Govt’s attack against NGOs lopsided
Voice of poor Indians is seldom heard in Raisina Hills, the power center of Indian government. Only when civil society leaders such as Aruna Roy or Anna Hazare hit the streets the political class in the corridors of power wake-up from the slumber.
India would have been without its transparency law — Right To Information – or the Forest Rights Act aimed to undo historical injustice to tribals. Both these laws were enacted after a struggle of several years by civil society members from across the country.
Had not Hazare gone on a hunger strike in August 2011, the central government would not have proposed a new law — pending in Parliament — to redress grievances of people and deliver public services in a time-bound manner. He single handedly brought corruption to national focus forcing the government to act.
The civil society uprising across India has hurt the government more than the slinging attacks from the opposition. And, the government had been looking to hit back and it did by initiating action against four Tamil Nadu based NGOs for alleged misuse of funds to stall Kudankulam nuclear plant.
Even the officials in ministry of home affairs, which monitors foreign funding to NGOs, agree that finding a clinching evidence of misuse of funds by these four NGOs will be difficult.
It all started with Prime Minister, Manmohan Singh’s statement to a US based science magazine saying “the atomic energy programme in Kudankulam has got into difficulties because these NGOs, mostly based in the United States, don’t appreciate our need to increase the energy supply.”
That was more than enough for the bureaucracy, political class and media to paint over 33,000 NGOs that receive foreign funding with the same brush.
What they have failed to reconcile is that the development NGOs, like the four in Tamil Nadu, receive negligible amount of foreign funding. The home ministry’s data shows that of Rs 11,000 crore foreign funding received by 33,000 organisations in 2009-10, the big chunk went to organizations promoting religion followed by charitable institutes. Most of the funding is through domestic contributions.
The surprising fact is the home ministry’s decision to investigate the petty money the NGOs organizing protests in Kudankulam received from foreign donors rather than looking for bigger violations under the Foreign Currency Registration Act (FCRA). The ministry does not have wherewithal to scrutinize records of all NGOs receiving money, indicating that these NGOs were the government’s target for continuing their protest at the nuclear site.

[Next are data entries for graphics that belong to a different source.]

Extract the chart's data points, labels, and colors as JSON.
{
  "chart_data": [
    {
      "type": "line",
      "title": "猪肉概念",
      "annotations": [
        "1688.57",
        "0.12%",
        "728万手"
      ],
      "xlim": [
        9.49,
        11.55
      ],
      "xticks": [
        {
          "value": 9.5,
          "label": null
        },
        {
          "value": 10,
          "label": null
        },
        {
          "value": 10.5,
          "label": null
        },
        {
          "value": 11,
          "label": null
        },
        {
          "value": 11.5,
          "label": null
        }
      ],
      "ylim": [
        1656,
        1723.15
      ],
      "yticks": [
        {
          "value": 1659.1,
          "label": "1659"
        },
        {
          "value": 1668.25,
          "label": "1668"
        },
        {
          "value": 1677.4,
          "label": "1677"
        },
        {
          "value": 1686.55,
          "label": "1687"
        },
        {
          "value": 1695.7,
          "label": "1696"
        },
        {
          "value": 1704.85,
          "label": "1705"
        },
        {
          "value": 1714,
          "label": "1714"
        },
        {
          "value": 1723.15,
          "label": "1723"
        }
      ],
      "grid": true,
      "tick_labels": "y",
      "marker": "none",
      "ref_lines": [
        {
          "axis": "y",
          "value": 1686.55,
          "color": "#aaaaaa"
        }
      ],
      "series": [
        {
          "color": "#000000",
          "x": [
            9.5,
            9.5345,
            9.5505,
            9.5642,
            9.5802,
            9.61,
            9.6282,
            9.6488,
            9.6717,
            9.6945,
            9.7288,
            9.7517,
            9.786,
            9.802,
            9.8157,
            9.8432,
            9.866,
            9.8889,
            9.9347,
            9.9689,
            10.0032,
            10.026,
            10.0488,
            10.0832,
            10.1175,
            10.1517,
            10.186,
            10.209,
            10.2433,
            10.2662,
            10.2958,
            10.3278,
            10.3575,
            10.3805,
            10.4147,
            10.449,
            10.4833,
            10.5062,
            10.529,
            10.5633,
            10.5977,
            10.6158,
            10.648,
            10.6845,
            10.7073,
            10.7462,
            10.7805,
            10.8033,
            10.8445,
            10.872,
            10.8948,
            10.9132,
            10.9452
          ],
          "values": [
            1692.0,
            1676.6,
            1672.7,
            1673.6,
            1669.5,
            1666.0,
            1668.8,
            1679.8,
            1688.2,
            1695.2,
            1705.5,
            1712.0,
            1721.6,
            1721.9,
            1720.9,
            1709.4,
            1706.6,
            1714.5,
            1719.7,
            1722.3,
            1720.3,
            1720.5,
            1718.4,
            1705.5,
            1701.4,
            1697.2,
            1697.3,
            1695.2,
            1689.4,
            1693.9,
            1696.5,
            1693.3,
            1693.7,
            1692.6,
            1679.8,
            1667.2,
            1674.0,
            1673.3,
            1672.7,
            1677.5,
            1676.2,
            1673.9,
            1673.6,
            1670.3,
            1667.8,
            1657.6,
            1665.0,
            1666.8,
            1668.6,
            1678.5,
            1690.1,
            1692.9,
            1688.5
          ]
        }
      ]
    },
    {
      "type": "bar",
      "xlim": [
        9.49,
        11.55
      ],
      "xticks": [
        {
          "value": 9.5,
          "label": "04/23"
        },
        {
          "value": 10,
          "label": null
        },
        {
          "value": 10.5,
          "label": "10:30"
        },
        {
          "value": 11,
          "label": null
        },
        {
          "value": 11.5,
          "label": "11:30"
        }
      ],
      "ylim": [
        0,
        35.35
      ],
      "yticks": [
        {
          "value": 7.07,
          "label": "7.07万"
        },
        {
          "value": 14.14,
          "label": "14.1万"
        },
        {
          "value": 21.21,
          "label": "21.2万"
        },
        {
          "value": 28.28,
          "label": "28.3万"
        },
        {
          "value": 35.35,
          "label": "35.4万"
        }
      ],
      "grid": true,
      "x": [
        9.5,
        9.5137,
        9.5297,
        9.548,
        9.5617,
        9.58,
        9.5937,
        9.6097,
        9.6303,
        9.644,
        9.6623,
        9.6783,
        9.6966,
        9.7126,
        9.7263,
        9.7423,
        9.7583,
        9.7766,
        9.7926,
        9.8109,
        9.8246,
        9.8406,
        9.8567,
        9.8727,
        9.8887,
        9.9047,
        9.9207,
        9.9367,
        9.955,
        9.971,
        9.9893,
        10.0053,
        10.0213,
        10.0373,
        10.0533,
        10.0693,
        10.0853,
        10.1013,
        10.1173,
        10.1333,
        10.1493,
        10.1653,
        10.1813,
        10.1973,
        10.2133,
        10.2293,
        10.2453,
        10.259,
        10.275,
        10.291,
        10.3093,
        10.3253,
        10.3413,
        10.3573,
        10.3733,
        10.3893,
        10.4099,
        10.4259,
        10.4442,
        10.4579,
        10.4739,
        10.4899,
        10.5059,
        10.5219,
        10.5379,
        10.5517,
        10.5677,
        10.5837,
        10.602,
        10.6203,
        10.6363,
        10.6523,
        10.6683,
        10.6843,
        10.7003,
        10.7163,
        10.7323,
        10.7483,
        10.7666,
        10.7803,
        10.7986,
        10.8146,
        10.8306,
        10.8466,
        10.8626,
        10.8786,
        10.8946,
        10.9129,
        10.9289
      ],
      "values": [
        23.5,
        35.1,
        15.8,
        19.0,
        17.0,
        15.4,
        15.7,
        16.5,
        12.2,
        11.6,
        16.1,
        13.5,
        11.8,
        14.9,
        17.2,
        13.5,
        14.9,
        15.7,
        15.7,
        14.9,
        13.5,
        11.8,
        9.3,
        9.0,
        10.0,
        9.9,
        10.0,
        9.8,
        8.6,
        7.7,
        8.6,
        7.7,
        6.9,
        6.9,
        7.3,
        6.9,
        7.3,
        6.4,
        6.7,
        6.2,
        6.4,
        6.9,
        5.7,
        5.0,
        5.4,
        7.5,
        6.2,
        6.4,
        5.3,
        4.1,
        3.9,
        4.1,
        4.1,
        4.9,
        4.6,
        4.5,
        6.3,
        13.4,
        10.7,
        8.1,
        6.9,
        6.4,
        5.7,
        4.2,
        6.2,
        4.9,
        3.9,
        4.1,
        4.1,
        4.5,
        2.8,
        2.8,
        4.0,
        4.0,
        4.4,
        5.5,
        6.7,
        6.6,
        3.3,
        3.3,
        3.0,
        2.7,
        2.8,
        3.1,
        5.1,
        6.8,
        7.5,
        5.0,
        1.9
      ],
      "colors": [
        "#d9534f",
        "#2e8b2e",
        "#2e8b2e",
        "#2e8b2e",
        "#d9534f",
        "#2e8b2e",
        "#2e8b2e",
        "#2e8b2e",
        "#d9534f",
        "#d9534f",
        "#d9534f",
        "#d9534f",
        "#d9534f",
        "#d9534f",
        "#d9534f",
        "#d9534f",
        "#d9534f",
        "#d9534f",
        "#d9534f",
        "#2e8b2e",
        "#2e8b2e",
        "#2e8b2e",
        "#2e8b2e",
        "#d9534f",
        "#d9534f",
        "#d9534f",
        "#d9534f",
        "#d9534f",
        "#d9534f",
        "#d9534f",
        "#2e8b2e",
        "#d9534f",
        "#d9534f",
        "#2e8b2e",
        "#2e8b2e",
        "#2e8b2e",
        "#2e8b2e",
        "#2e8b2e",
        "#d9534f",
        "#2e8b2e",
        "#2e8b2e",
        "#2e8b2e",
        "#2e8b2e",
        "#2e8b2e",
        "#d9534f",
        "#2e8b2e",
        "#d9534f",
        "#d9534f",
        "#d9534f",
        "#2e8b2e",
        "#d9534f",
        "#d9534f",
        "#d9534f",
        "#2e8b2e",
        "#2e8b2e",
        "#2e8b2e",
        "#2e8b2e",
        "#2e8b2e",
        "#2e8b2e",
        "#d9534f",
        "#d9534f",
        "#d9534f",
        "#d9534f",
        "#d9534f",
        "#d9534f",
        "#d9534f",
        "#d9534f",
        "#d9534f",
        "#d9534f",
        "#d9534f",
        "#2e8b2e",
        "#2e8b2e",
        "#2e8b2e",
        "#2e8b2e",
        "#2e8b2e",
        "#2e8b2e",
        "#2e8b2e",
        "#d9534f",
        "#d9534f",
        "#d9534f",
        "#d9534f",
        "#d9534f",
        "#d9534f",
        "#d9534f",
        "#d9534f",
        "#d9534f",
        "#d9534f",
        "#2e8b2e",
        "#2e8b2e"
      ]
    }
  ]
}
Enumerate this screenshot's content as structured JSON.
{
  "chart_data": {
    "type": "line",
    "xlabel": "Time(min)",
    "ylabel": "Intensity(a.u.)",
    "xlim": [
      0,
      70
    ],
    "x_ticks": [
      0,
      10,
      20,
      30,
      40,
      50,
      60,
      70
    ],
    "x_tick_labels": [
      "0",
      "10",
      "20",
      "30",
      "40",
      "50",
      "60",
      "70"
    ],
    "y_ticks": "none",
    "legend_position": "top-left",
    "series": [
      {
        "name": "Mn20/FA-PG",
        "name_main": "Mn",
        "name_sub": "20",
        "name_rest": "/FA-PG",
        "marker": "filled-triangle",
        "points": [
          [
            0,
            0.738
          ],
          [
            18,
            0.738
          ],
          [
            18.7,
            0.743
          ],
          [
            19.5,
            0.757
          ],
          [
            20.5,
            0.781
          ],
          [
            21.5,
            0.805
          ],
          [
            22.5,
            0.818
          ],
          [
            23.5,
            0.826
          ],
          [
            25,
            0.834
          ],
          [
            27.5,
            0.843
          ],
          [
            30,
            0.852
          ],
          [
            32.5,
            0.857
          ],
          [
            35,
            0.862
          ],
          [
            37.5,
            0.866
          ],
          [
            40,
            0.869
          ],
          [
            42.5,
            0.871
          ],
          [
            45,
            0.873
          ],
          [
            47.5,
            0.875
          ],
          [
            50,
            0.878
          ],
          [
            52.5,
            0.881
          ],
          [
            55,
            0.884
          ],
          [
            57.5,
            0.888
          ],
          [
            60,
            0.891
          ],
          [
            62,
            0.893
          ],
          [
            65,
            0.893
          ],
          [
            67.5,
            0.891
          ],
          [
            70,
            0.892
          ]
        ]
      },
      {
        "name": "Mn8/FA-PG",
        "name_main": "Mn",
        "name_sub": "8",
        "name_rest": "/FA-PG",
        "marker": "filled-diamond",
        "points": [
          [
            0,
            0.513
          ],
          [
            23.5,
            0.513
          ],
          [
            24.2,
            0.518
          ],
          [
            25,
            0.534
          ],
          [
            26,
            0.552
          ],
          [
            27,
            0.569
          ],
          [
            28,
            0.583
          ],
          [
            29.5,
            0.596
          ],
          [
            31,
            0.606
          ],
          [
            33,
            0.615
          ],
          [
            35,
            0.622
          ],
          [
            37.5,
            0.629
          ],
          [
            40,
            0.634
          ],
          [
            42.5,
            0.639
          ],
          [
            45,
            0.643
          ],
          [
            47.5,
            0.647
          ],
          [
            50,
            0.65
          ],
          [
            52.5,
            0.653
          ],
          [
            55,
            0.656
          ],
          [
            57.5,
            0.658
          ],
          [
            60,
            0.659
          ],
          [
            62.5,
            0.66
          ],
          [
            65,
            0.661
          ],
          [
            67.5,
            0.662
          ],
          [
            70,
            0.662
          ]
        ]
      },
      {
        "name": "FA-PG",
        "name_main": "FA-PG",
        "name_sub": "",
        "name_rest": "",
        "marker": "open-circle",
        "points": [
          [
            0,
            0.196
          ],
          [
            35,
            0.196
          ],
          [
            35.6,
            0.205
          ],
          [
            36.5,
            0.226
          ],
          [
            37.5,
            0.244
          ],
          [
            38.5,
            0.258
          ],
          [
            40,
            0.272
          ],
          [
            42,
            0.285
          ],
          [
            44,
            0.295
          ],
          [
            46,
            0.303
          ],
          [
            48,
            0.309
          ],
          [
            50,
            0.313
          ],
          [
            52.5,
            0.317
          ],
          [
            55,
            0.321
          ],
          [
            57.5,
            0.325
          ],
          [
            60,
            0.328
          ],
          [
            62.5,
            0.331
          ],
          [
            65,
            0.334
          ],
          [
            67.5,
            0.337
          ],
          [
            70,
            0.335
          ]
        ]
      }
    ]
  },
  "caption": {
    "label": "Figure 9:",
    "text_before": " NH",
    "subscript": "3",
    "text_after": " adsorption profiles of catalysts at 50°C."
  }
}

The government believes that the protests are influenced by US agencies but it has shied away from admitting to its failure to address the concerns of locals. The Nuclear Power Corporation of India recently conducted a mock drill for nuclear disaster without informing the locals, thereby creating a scare. Since then, the locals claim, voluntary contributions for the agitation has increased.
Many of those who are spearheading the movement at Kudankulam are ideologically against nuclear power, as rural development minister Jairam Ramesh, recently admitted and may not be playing directly into hands of foreign power.
Their voice can be ignored by the government in power but not crushed. It has tried to crush the dissenting view by initiating penal action against the four NGOs in Tamil Nadu and the PM going public with it.
There appear to be double standard in the government’s policy towards NGOs. The one’s which promote government policy are liked and those who protest have to face music.
SEWA in Gujarat, which receives foreign funding, is conducting a pilot project on government’s preferred scheme of cash transfer in place of subsidised ration. Cash transfer is an idea promoted by World Bank and accepted by the government.
A large number of activists including social economist Jean Dreze are protesting against the cash transfer scheme but they are not even heard. G D Aggarwal is on a fast to protect Ganga since February 9 in Haridwar and a candle light march is held near Prime Minister’s Office every day but they have failed to stir Raisina Hills. “We don’t have any foreign funding that’s why the Prime Minister is not listening to us,” was a curt remark of social activist Madhu Kishwar, who is part of save Ganga campaign.
Like Aggarwal, hundreds of people are protesting against dams from Himachal to Arunachal but I wonder why the Home Ministry has not bothered to investigate their funding also. Why only Kudankulam? Anybody can guess the answer better than me.
Irrespective of the debate ignited by the PM, I agree with many that the NGO sector lacks transparency and credibility. A very few NGOs have placed their audited accounts on their websites and none of them are willing to disclose information to people under Right To Information Act.
Many NGOs are just shops to siphon government money without any accountability even to the funding agencies such as Council for Advancement of People’s Act and Rural Technology (CAPART), where corruption and nepotism is said to be rampant.
Before pointing finger at the NGO sector alone, the government needs to place its house in order and come up with a fair policy for the voluntary sector enabling clean NGOs to grow and weeding out the bad ones.
Brandishing the protesting NGOs as agents of foreign powers is bad for a democracy, which needs divergent views for evolution.